Monday, October 11, 2010

Your health may depend on where your beef comes from! (Rule #8)

Often times, we make a decision to purchase a particular food due to either its health or environmental ramifications. Is the food high in calories and nutritionally deficient? Was the food produced locally and organically or oversees by individuals that do not think twice about how their practices impact the health of the environment? There has been a lot of talk about grass fed beef lately, and I found a great study that promotes eating it not just because it is better for the environment and our health, but because it could change the amount of calories consumed - even by those that are not aware of the differences between beef from grain and grass fed cattle.
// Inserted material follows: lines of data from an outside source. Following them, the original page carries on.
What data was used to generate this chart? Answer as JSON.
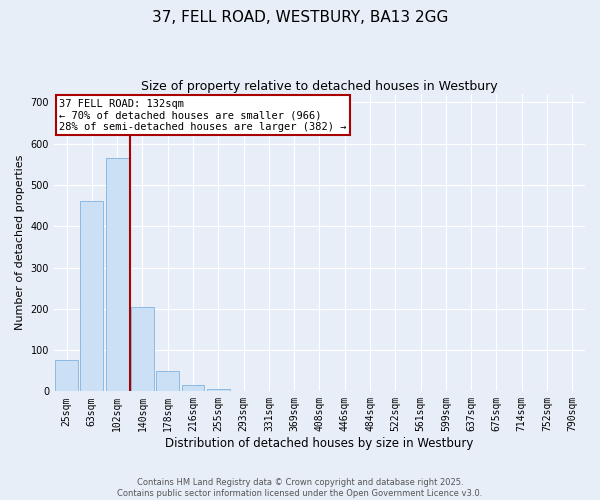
{
  "title": "37, FELL ROAD, WESTBURY, BA13 2GG",
  "subtitle": "Size of property relative to detached houses in Westbury",
  "xlabel": "Distribution of detached houses by size in Westbury",
  "ylabel": "Number of detached properties",
  "bar_color": "#cce0f5",
  "bar_edge_color": "#7fb3e0",
  "background_color": "#e8eef8",
  "grid_color": "#ffffff",
  "categories": [
    "25sqm",
    "63sqm",
    "102sqm",
    "140sqm",
    "178sqm",
    "216sqm",
    "255sqm",
    "293sqm",
    "331sqm",
    "369sqm",
    "408sqm",
    "446sqm",
    "484sqm",
    "522sqm",
    "561sqm",
    "599sqm",
    "637sqm",
    "675sqm",
    "714sqm",
    "752sqm",
    "790sqm"
  ],
  "values": [
    75,
    460,
    565,
    205,
    50,
    15,
    5,
    1,
    0,
    0,
    0,
    0,
    0,
    0,
    0,
    0,
    0,
    0,
    0,
    0,
    0
  ],
  "ylim": [
    0,
    720
  ],
  "yticks": [
    0,
    100,
    200,
    300,
    400,
    500,
    600,
    700
  ],
  "property_bin_index": 3,
  "annotation_line1": "37 FELL ROAD: 132sqm",
  "annotation_line2": "← 70% of detached houses are smaller (966)",
  "annotation_line3": "28% of semi-detached houses are larger (382) →",
  "annotation_box_color": "#aa0000",
  "vline_color": "#aa0000",
  "footer1": "Contains HM Land Registry data © Crown copyright and database right 2025.",
  "footer2": "Contains public sector information licensed under the Open Government Licence v3.0.",
  "title_fontsize": 11,
  "subtitle_fontsize": 9,
  "xlabel_fontsize": 8.5,
  "ylabel_fontsize": 8,
  "tick_fontsize": 7,
  "annotation_fontsize": 7.5,
  "footer_fontsize": 6
}
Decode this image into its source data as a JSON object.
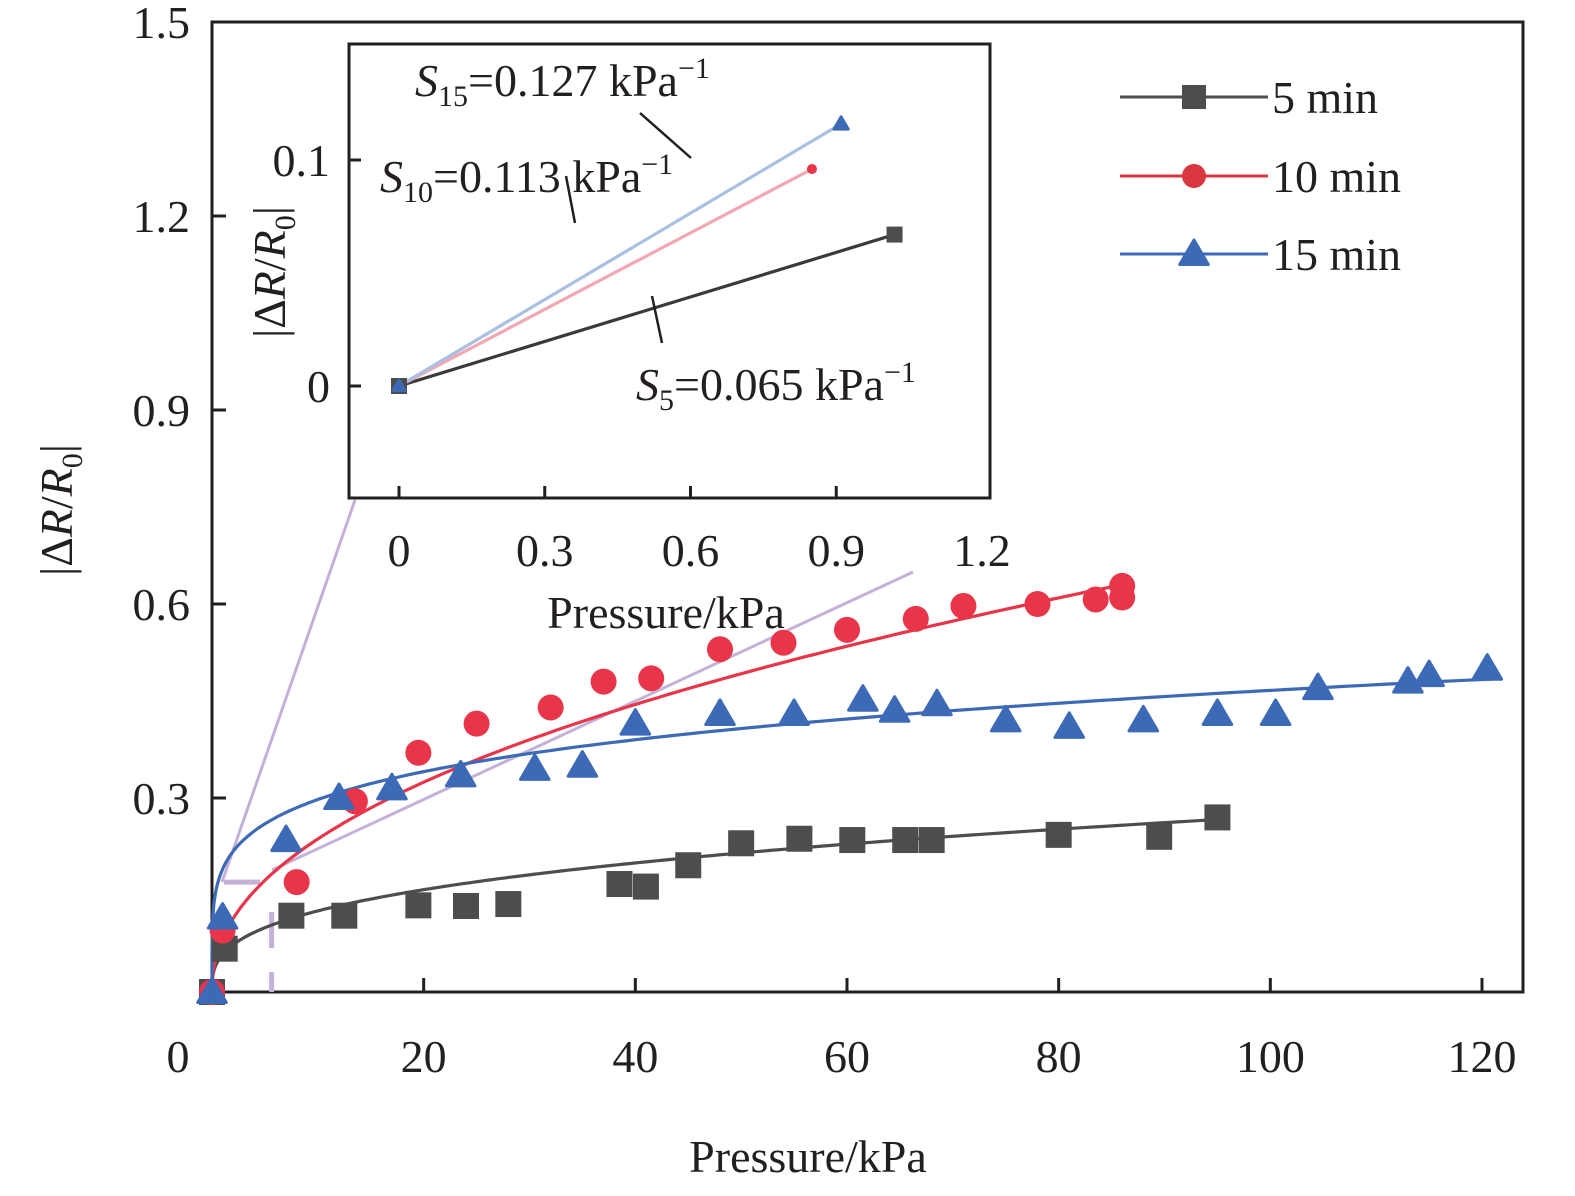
{
  "chart_data": [
    {
      "id": "main",
      "type": "scatter",
      "title": "",
      "xlabel": "Pressure/kPa",
      "ylabel": "|ΔR/R0|",
      "ylabel_parts": {
        "bar_left": "|",
        "delta": "Δ",
        "R": "R",
        "slash": "/",
        "R0": "R",
        "sub": "0",
        "bar_right": "|"
      },
      "xlim": [
        0,
        125
      ],
      "ylim": [
        0,
        1.5
      ],
      "xticks": [
        0,
        20,
        40,
        60,
        80,
        100,
        120
      ],
      "xtick_labels": [
        "0",
        "20",
        "40",
        "60",
        "80",
        "100",
        "120"
      ],
      "yticks": [
        0.3,
        0.6,
        0.9,
        1.2,
        1.5
      ],
      "ytick_labels": [
        "0.3",
        "0.6",
        "0.9",
        "1.2",
        "1.5"
      ],
      "grid": false,
      "legend_position": "top-right",
      "series": [
        {
          "name": "5 min",
          "color": "#4d4d4f",
          "marker": "square",
          "points": [
            [
              0,
              0
            ],
            [
              1.2,
              0.067
            ],
            [
              7.5,
              0.118
            ],
            [
              12.5,
              0.118
            ],
            [
              19.5,
              0.134
            ],
            [
              24,
              0.133
            ],
            [
              28,
              0.136
            ],
            [
              38.5,
              0.167
            ],
            [
              41,
              0.163
            ],
            [
              45,
              0.196
            ],
            [
              50,
              0.23
            ],
            [
              55.5,
              0.237
            ],
            [
              60.5,
              0.235
            ],
            [
              65.5,
              0.235
            ],
            [
              68,
              0.235
            ],
            [
              80,
              0.243
            ],
            [
              89.5,
              0.24
            ],
            [
              95,
              0.27
            ]
          ],
          "fit": {
            "a": 0.058,
            "b": 0.335,
            "xmax": 95
          }
        },
        {
          "name": "10 min",
          "color": "#e8354a",
          "marker": "circle",
          "points": [
            [
              0,
              0
            ],
            [
              1,
              0.095
            ],
            [
              8,
              0.17
            ],
            [
              13.5,
              0.295
            ],
            [
              19.5,
              0.37
            ],
            [
              25,
              0.415
            ],
            [
              32,
              0.44
            ],
            [
              37,
              0.48
            ],
            [
              41.5,
              0.485
            ],
            [
              48,
              0.53
            ],
            [
              54,
              0.54
            ],
            [
              60,
              0.56
            ],
            [
              66.5,
              0.577
            ],
            [
              71,
              0.597
            ],
            [
              78,
              0.6
            ],
            [
              83.5,
              0.607
            ],
            [
              86,
              0.61
            ],
            [
              86,
              0.628
            ]
          ],
          "fit": {
            "a": 0.083,
            "b": 0.455,
            "xmax": 86
          }
        },
        {
          "name": "15 min",
          "color": "#3d6ab7",
          "marker": "triangle",
          "points": [
            [
              0,
              0
            ],
            [
              1,
              0.115
            ],
            [
              7,
              0.235
            ],
            [
              12,
              0.3
            ],
            [
              17,
              0.315
            ],
            [
              23.5,
              0.335
            ],
            [
              30.5,
              0.345
            ],
            [
              35,
              0.35
            ],
            [
              40,
              0.415
            ],
            [
              48,
              0.43
            ],
            [
              55,
              0.43
            ],
            [
              61.5,
              0.452
            ],
            [
              64.5,
              0.435
            ],
            [
              68.5,
              0.445
            ],
            [
              75,
              0.42
            ],
            [
              81,
              0.41
            ],
            [
              88,
              0.42
            ],
            [
              95,
              0.43
            ],
            [
              100.5,
              0.43
            ],
            [
              104.5,
              0.47
            ],
            [
              113,
              0.48
            ],
            [
              115,
              0.49
            ],
            [
              120.5,
              0.5
            ]
          ],
          "fit": {
            "a": 0.19,
            "b": 0.195,
            "xmax": 121
          }
        }
      ],
      "zoom_guide": {
        "color": "#c5b1d8",
        "box_x": 4.5,
        "box_y": 0.17
      }
    },
    {
      "id": "inset",
      "type": "line",
      "xlabel": "Pressure/kPa",
      "ylabel": "|ΔR/R0|",
      "xlim": [
        -0.05,
        1.25
      ],
      "ylim": [
        -0.05,
        0.16
      ],
      "xticks": [
        0,
        0.3,
        0.6,
        0.9,
        1.2
      ],
      "xtick_labels": [
        "0",
        "0.3",
        "0.6",
        "0.9",
        "1.2"
      ],
      "yticks": [
        0,
        0.1
      ],
      "ytick_labels": [
        "0",
        "0.1"
      ],
      "series": [
        {
          "name": "5 min",
          "color": "#3a3a3c",
          "marker": "square",
          "points": [
            [
              0,
              0
            ],
            [
              1.02,
              0.067
            ]
          ],
          "sensitivity_label": {
            "S": "S",
            "sub": "5",
            "value": "=0.065 kPa",
            "sup": "−1"
          }
        },
        {
          "name": "10 min",
          "color": "#f2a8b3",
          "marker": "circle",
          "points": [
            [
              0,
              0
            ],
            [
              0.85,
              0.096
            ]
          ],
          "sensitivity_label": {
            "S": "S",
            "sub": "10",
            "value": "=0.113 kPa",
            "sup": "−1"
          }
        },
        {
          "name": "15 min",
          "color": "#a9c0e3",
          "marker": "triangle",
          "points": [
            [
              0,
              0
            ],
            [
              0.91,
              0.116
            ]
          ],
          "sensitivity_label": {
            "S": "S",
            "sub": "15",
            "value": "=0.127 kPa",
            "sup": "−1"
          }
        }
      ]
    }
  ],
  "legend": {
    "items": [
      {
        "label": "5 min",
        "color": "#4d4d4f",
        "marker": "square"
      },
      {
        "label": "10 min",
        "color": "#d9373f",
        "marker": "circle"
      },
      {
        "label": "15 min",
        "color": "#3d6ab7",
        "marker": "triangle"
      }
    ]
  }
}
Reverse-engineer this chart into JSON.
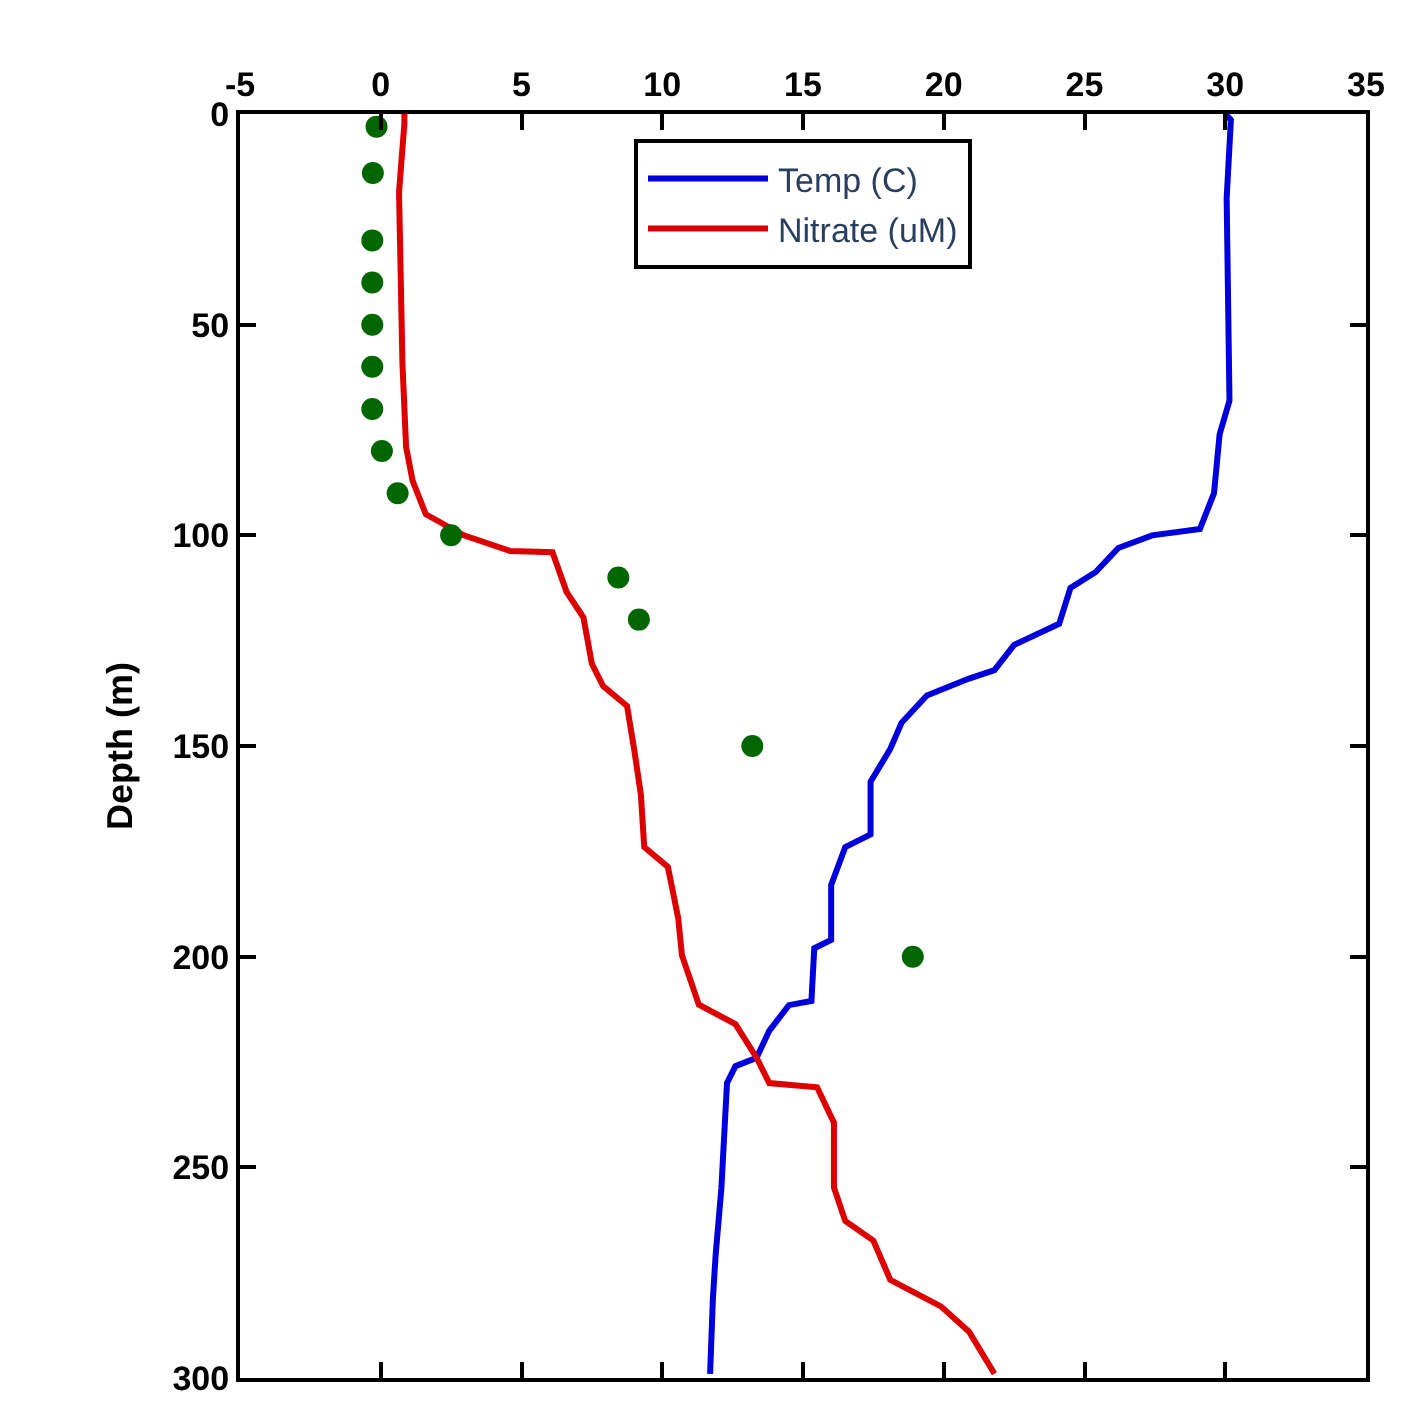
{
  "chart_data": {
    "type": "line",
    "ylabel": "Depth (m)",
    "xlim": [
      -5,
      35
    ],
    "xticks": [
      -5,
      0,
      5,
      10,
      15,
      20,
      25,
      30,
      35
    ],
    "ylim": [
      300,
      0
    ],
    "yticks": [
      0,
      50,
      100,
      150,
      200,
      250,
      300
    ],
    "legend": "top",
    "line_style": "solid",
    "series": [
      {
        "name": "Temp (C)",
        "color": "#0000dd",
        "marker": "none",
        "x": [
          30.0,
          30.2,
          30.05,
          30.15,
          29.8,
          29.6,
          29.1,
          27.4,
          26.2,
          25.4,
          24.5,
          24.1,
          22.5,
          21.8,
          20.9,
          19.4,
          18.5,
          18.1,
          17.4,
          17.4,
          16.5,
          16.0,
          16.0,
          15.4,
          15.3,
          14.5,
          13.8,
          13.35,
          12.6,
          12.3,
          12.1,
          11.9,
          11.8,
          11.7
        ],
        "values": [
          0,
          1.4,
          20,
          68,
          76,
          90,
          98.5,
          100,
          103,
          108.7,
          112.5,
          121,
          126,
          132,
          134,
          138,
          144.5,
          150.7,
          158.5,
          171,
          174,
          183,
          196,
          198,
          210.5,
          211.5,
          217.6,
          224,
          226,
          230,
          255,
          270.5,
          281,
          299
        ]
      },
      {
        "name": "Nitrate (uM)",
        "color": "#dd0000",
        "marker": "none",
        "x": [
          0.84,
          0.84,
          0.65,
          0.77,
          0.9,
          1.13,
          1.6,
          2.95,
          4.6,
          6.1,
          6.6,
          7.2,
          7.5,
          7.9,
          8.75,
          9.0,
          9.24,
          9.36,
          10.2,
          10.57,
          10.7,
          11.3,
          12.6,
          13.35,
          13.8,
          15.5,
          16.1,
          16.1,
          16.5,
          17.5,
          18.1,
          19.9,
          20.9,
          21.8
        ],
        "values": [
          0,
          2.2,
          18.5,
          59,
          79,
          87,
          95,
          100,
          103.7,
          104,
          113.4,
          119.5,
          130.5,
          135.8,
          140.5,
          150.7,
          161.5,
          174,
          178.7,
          191,
          199.7,
          211.4,
          216,
          224,
          230,
          231,
          239.4,
          254.8,
          262.7,
          267.4,
          276.7,
          283,
          289,
          299
        ]
      },
      {
        "color": "#006600",
        "type": "scatter",
        "marker": "circle",
        "x": [
          -0.15,
          -0.28,
          -0.3,
          -0.3,
          -0.3,
          -0.3,
          -0.3,
          0.04,
          0.6,
          2.5,
          8.44,
          9.17,
          13.2,
          18.9
        ],
        "values": [
          3,
          14,
          30,
          40,
          50,
          60,
          70,
          80,
          90,
          100,
          110,
          120,
          150,
          200
        ]
      }
    ]
  }
}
Because meat from grass-fed animals is lower in fat than meat from grain-fed animals, it is also lower in calories. (Fat has 9 calories per gram, compared with only 4 calories for protein and carbohydrates. The greater the fat content, the greater the number of calories.) As an example, a 6-ounce steak from a grass-finished steer can have 100 fewer calories than a 6-ounce steak from a grain-fed steer. If you eat a typical amount of beef (66.5 pounds a year), switching to lean grassfed beef will save you 17,733 calories a year—without requiring any willpower or change in your eating habits. If everything else in your diet remains constant, you'll lose about six pounds a year. If all Americans switched to grassfed meat, our national epidemic of obesity might diminish.

While changing over to a 100% grass fed beef diet may not be realistic for most (financially, accessibility) and changing this behavior alone is not the panacea of the obesity epidemic, it is a great step in the quest to being more sustainable in your overall wellness!